The high stability of components like cellulose limit the efficiency and cost effectiveness of biofuel or chemical production from lignocellulosic biomass. Thus, the ability of the recently discovered class of metalloenzymes, lytic polysaccharide monooxygenases (LPMO), to enhance the efficiency of recalcitrant polysaccharide degradation makes understanding these enzymes invaluable for carbon friendly sustainable chemical and energy development as prioritized under the Horizon2020 program.
The current project seeks to develop multi-layered biomimetics of the LPMO active site that can offer unprecedented replication first and second coordination sphere groups, in order to be able to rationally study the collection of interactions that contribute to enzyme activity.
The research involves the design and chemical synthesis of aromatic oligoamide scaffolds that incorporate a specific copper binding site. Through synthetic modification of the scaffold to alter the second coordination sphere, and combined spectroscopic and electrochemical methods, changes in the properties and reactivity of the metal site will be studied with a goal of developing a structure- function relationship that can assist in guiding enzyme modification, as well as, new synthetic catalyst development.

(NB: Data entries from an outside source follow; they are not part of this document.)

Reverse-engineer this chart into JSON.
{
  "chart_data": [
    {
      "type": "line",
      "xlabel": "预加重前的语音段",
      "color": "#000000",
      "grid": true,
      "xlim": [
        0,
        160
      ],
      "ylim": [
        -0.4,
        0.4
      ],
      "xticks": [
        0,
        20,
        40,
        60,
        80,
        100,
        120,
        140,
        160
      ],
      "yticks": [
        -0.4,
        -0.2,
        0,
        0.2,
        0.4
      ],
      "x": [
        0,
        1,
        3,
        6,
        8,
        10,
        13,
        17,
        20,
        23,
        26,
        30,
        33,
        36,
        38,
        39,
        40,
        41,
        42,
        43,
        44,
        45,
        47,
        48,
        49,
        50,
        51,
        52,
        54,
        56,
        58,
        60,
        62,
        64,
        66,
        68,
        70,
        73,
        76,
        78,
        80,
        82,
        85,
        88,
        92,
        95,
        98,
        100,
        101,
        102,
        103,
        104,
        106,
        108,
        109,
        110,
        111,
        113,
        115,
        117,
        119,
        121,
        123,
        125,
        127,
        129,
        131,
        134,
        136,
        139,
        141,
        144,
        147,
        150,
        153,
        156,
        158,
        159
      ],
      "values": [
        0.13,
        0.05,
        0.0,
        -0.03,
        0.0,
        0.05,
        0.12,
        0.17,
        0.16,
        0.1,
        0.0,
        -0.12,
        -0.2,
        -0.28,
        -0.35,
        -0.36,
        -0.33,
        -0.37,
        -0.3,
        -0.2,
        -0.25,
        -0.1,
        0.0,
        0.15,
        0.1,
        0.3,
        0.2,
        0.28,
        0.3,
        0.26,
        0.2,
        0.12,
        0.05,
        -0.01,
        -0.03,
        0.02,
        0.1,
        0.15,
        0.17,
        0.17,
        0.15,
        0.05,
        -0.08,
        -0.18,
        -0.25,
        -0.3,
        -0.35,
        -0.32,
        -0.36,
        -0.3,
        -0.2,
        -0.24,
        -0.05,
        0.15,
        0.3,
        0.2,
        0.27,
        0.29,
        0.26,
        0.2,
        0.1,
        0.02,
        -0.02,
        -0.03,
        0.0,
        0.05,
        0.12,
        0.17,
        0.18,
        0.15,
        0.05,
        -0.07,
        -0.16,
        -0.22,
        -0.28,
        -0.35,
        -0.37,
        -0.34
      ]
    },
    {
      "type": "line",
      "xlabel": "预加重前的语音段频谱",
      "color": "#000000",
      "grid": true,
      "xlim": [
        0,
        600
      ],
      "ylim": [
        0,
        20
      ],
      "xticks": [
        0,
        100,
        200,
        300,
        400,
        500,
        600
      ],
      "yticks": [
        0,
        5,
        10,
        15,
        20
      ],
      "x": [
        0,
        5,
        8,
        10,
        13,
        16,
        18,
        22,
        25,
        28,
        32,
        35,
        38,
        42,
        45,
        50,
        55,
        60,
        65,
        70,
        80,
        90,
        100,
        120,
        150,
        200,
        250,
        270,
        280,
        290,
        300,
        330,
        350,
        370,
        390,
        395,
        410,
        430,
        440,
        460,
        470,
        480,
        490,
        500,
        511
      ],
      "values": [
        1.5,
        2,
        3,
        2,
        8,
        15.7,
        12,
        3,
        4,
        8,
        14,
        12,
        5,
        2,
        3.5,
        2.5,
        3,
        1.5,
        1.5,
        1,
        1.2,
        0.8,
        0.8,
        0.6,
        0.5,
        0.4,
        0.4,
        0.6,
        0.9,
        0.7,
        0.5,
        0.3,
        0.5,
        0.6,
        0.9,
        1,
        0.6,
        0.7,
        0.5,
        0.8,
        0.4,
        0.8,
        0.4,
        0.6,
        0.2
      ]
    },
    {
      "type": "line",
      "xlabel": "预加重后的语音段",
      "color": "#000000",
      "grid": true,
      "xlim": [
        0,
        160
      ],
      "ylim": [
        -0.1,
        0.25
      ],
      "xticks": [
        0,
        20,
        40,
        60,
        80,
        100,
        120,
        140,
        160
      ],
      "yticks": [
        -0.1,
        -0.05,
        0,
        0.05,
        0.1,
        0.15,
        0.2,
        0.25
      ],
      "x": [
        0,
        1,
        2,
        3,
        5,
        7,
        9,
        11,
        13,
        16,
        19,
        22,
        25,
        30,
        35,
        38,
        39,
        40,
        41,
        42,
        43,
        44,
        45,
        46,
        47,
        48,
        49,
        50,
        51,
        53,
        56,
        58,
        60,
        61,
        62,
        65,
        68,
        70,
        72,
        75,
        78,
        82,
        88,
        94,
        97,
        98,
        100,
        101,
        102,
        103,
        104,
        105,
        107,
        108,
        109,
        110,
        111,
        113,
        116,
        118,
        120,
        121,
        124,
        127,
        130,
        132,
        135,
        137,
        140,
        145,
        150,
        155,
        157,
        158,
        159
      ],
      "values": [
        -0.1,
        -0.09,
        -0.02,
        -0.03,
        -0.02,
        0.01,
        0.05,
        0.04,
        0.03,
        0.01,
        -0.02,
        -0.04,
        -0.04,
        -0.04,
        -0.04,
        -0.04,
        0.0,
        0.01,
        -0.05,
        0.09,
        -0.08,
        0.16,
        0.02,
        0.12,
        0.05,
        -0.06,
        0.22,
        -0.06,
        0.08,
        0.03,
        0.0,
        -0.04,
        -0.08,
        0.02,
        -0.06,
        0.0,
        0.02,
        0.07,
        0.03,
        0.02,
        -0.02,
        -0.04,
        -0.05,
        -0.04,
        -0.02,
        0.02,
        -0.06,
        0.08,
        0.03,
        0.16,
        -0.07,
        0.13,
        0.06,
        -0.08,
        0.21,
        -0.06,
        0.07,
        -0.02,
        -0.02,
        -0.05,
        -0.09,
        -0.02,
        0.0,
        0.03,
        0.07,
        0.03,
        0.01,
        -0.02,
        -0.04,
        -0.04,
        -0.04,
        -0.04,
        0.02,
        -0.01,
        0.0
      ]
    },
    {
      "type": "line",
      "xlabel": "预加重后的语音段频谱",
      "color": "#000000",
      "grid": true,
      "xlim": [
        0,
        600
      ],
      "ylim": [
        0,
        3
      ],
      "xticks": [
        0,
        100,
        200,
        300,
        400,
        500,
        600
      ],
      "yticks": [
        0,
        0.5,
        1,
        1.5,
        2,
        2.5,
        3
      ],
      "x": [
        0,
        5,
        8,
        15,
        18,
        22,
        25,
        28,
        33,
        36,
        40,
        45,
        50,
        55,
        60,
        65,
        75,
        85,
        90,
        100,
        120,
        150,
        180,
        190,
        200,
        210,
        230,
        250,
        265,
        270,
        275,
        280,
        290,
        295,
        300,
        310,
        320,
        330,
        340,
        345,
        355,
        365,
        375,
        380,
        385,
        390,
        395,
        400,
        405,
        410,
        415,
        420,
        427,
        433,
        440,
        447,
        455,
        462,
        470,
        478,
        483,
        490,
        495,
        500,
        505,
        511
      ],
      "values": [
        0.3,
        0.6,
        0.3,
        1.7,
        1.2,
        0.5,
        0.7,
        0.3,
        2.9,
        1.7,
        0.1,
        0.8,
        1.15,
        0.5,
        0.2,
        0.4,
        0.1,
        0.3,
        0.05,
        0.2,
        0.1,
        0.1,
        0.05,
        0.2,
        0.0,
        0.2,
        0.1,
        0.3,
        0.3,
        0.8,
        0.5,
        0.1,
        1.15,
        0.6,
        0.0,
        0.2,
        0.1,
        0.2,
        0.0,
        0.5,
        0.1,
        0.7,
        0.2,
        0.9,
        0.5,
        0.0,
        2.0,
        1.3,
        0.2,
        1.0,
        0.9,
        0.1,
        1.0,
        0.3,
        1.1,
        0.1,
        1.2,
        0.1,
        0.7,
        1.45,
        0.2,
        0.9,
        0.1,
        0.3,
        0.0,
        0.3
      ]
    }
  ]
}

The applicant has a strong background in synthetic chemistry and mechanistic studies that will be crucial to the success of the project. Through joining the host lab in Belgium that specializes in coordination and supramolecular chemistry, she will greatly increase her own knowledge base, while transferring her knowledge of synthetic organic chemistry to the host. Additionally, during proposed secondments to work with a collaborator in Germany for the electrochemical studies, the applicant will further expand the gain and transfer of knowledge and strengthen international collaboration between the groups involved.